SALUN achieves strong black-box performance yet IDI = 0.936: SALUN's unlearning occurs primarily at the output level; intermediate layers almost entirely retain forget-data information.
2% of data suffices to recover 82% accuracy from a "forgotten" encoder: For methods such as SALUN and RL, freezing the encoder and retraining with minimal data reconstructs forget-class capability—a serious risk for security and regulatory compliance.
COLA's IDI = 0.010 approaches Retrain's 0.0: The feature-level collapse strategy effectively eliminates information residue in intermediate layers.
IDI exhibits consistent behavior across architectures (ResNet/ViT) and datasets (CIFAR/ImageNet): The metric generalizes well.

Highlights & Insights¶

The "HD experiment" is the paper's most insightful contribution: A minimal intervention—modifying only the classification head—exposes a systemic flaw in the field's evaluation framework. When black-box metrics can be so easily deceived, all unlearning claims grounded in such metrics become suspect.
Mutual information as a natural unlearning evaluation metric: MI directly measures "how much information about the forget data the model still retains"—precisely the definition of strong unlearning. Black-box metrics are merely incomplete proxies for this objective.
Implications of COLA: Achieving thorough feature-level unlearning requires more than gradient ascent (GA) or saliency-based masking (SALUN); explicit collapse of feature representations is necessary.

Limitations & Future Work¶

IDI computation requires training independent critic networks per layer, incurring substantial overhead (results averaged over 5 trials per setting).
InfoNCE as a lower-bound MI estimator may not be tight, particularly when true MI is high.
The collapse operation in COLA may be less effective in random data forgetting (non-class-level forgetting) scenarios.
The analysis is limited to classification tasks; unlearning evaluation for generative models (e.g., diffusion models, LLMs) is not addressed.

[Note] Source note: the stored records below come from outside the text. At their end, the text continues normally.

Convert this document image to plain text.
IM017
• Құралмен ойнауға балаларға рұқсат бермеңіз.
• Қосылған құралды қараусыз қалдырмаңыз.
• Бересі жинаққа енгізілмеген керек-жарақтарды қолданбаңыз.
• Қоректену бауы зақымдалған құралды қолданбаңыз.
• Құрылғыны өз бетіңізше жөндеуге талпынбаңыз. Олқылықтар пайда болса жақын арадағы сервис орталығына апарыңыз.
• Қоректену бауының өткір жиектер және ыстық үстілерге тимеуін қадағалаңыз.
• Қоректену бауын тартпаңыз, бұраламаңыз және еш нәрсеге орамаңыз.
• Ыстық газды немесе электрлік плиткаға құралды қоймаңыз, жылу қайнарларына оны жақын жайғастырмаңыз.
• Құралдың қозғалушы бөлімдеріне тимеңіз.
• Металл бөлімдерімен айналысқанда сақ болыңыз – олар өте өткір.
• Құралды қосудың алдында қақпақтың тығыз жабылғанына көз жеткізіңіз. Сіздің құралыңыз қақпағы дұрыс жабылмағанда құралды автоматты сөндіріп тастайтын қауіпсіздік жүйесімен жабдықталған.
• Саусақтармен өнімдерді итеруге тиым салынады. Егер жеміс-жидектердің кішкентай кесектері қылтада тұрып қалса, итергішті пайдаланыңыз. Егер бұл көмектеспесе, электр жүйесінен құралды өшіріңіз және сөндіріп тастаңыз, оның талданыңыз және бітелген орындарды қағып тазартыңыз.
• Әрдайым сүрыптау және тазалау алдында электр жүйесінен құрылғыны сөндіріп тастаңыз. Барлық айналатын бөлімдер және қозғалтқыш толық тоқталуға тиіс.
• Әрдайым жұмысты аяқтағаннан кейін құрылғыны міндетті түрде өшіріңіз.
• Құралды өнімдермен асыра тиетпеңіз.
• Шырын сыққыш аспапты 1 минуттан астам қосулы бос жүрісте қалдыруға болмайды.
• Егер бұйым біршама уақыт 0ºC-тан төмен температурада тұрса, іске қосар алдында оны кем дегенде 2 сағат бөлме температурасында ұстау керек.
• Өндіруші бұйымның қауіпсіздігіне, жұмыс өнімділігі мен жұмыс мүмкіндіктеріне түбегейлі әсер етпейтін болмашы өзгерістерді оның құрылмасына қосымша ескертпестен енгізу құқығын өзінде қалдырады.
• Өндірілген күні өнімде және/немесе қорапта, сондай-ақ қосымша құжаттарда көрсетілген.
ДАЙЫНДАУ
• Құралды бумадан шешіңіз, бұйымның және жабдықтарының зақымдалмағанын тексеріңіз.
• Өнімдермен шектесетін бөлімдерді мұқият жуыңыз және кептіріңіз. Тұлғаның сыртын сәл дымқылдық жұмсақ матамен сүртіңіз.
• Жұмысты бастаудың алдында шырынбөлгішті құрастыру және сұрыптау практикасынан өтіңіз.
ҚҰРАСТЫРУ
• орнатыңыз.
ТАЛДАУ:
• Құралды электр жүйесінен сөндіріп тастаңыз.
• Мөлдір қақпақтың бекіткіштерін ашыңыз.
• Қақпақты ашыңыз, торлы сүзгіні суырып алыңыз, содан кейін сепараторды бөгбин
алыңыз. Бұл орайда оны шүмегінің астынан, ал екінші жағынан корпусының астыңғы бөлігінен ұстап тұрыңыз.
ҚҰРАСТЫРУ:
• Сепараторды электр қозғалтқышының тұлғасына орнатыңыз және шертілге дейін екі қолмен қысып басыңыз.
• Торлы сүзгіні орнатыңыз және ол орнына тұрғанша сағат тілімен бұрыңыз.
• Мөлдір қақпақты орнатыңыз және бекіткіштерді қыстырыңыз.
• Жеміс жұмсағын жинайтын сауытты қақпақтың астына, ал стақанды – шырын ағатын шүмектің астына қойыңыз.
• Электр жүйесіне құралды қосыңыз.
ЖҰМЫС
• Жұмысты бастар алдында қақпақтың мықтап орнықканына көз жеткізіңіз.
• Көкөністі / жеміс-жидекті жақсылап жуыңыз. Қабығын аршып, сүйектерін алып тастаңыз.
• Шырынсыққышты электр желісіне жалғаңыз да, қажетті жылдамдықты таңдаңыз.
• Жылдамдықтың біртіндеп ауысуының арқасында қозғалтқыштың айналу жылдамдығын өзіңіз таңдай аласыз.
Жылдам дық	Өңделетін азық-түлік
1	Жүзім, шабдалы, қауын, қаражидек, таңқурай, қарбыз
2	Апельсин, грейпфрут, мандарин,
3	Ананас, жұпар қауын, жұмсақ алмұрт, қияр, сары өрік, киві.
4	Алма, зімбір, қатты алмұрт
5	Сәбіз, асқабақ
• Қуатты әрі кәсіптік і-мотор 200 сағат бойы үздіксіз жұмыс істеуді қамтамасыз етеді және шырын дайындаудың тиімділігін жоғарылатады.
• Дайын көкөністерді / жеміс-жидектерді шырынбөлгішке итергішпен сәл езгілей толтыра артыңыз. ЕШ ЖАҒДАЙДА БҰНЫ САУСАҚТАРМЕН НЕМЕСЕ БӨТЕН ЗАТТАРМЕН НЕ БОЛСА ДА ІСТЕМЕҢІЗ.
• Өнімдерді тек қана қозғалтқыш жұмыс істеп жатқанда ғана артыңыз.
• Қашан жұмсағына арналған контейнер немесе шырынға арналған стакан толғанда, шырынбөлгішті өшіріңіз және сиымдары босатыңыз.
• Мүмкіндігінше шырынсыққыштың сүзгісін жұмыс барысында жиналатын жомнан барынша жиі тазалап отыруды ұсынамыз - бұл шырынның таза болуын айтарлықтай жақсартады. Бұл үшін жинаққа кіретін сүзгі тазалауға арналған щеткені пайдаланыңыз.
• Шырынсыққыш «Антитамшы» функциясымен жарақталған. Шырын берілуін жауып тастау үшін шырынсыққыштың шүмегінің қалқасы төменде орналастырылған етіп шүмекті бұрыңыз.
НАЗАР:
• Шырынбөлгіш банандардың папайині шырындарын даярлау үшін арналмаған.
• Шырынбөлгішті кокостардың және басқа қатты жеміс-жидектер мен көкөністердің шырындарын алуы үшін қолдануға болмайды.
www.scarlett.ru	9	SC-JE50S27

vs. Black-box MIA metrics: MIA only detects whether model outputs expose membership information; it cannot detect information residue in intermediate layers. IDI directly measures layer-wise mutual information, offering a more fundamental assessment.
vs. SALUN / L1-sparse and other SOTA unlearning methods: These methods perform well on black-box metrics, but IDI reveals that their encoders substantially retain forget-data information—an important cautionary finding for the unlearning community.

Rating¶

Novelty: ⭐⭐⭐⭐⭐ — The HD experiment exposing black-box metric failures is a significant finding; IDI fills the gap in white-box evaluation.
Experimental Thoroughness: ⭐⭐⭐⭐⭐ — 14 unlearning methods × 3 datasets × 2 architectures, covering single-class, multi-class, and random forgetting scenarios.
Writing Quality: ⭐⭐⭐⭐ — The logical chain from problem identification to metric design to method proposal is clear.
Value: ⭐⭐⭐⭐⭐ — Significant impact on the evaluation paradigm of the entire machine unlearning field; all subsequent unlearning methods should report IDI.